Instruction A, refused by the court, would have permitted the jury to find that defendant was actually present when the burglary was committed, but instructed the jury that his presence alone did not make him guilty of the crime charged, and -that before the jury could find him guilty it must be proven to its satisfaction and beyond a reasonable doubt, and that defendant rendered some aid or assistance to the actual perpetration of the crime and such aid must have been furnished with the criminal intent and for the purpose of committing the burglary as charged in the information. Instruction No. 4, above, submitted “However, the mere presence of one at or near the scene of a crime does not render him liable as a participator therein. If one is only a spectator, innocent of any unlawful act or criminal intent, and does not aid, abet, assist, advise or encourage another or others in the commission of a crime, that person is not liable as a principal, or otherwise, and should be acquitted.” It thus appears that the subject matter of refused Instruction A was covered by Instruction No. 4, and the court could not be convicted of error for not submitting these matters twice.
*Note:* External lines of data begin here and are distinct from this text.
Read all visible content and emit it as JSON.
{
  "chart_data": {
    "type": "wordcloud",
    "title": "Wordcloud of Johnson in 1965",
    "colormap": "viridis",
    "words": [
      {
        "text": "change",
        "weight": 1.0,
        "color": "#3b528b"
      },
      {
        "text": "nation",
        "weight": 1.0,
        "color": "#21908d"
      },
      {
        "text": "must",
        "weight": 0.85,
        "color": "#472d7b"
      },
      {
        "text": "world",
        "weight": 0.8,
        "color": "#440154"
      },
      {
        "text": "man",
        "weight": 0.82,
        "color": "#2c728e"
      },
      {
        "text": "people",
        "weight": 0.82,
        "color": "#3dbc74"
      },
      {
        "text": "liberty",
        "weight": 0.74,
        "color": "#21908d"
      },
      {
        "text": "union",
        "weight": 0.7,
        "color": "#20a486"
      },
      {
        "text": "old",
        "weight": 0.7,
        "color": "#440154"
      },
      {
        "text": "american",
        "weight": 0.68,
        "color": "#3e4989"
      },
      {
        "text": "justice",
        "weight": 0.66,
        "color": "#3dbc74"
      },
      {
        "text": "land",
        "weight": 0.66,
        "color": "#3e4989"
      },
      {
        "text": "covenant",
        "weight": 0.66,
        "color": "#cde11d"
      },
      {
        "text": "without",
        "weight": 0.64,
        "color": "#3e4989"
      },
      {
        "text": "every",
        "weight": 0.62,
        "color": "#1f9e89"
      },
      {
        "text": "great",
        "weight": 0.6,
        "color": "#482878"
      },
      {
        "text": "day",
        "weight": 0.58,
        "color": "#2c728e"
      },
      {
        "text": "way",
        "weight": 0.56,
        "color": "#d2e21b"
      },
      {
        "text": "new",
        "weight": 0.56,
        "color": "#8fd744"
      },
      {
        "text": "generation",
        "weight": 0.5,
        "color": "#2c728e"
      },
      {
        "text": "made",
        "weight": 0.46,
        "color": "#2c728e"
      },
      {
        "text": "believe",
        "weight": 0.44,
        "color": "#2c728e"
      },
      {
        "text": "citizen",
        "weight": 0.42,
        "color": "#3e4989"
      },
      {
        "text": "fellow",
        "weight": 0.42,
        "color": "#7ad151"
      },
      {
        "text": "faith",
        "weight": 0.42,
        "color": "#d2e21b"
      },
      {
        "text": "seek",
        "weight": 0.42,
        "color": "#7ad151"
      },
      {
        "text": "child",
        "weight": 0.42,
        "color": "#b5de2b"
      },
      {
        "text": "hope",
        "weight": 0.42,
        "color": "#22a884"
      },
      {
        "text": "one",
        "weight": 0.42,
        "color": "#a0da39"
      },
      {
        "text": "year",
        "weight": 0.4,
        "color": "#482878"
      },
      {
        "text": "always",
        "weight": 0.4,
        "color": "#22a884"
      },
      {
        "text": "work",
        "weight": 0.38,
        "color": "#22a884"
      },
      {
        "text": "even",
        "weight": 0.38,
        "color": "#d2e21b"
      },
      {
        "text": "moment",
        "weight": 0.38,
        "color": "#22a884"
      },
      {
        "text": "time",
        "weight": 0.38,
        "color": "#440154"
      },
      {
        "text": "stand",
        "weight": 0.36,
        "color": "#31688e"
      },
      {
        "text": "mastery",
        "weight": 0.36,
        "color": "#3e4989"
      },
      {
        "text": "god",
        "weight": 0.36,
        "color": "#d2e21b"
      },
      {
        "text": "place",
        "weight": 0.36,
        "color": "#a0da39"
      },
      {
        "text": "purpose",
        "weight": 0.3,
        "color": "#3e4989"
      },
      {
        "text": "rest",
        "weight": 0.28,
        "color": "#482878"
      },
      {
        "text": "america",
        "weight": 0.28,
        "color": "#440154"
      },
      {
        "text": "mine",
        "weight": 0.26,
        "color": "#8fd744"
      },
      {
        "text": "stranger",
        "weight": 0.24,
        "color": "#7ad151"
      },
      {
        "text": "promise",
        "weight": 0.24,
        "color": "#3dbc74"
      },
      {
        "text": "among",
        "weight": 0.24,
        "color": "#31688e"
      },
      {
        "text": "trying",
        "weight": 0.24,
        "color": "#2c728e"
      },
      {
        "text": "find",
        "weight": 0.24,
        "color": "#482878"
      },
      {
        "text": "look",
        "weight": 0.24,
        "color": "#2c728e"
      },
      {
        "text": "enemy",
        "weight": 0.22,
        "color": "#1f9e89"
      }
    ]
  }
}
State v. Wooley, 215 Mo. 620, 115 S.W. 417, 435. However, upon retrial, an appropriate instruction should be given presenting defendant’s defense that he was present when the burglary was committed, but that he did nothing toward the perpetration of the crime, and that he had no criminal intent. State v. Simon, Mo., 375 S.W.2d 102, 106 [5]; State v. Chaney, Mo., 349 S.W.2d 238, 241.

The judgment is reversed and this case is remanded for new trial.

BARRETT and STOCKARD, CC., concur.

All of the Judges concur.

PER CURIAM:

The foregoing opinion by PRITCHARD, C., is adopted as the opinion of the Court.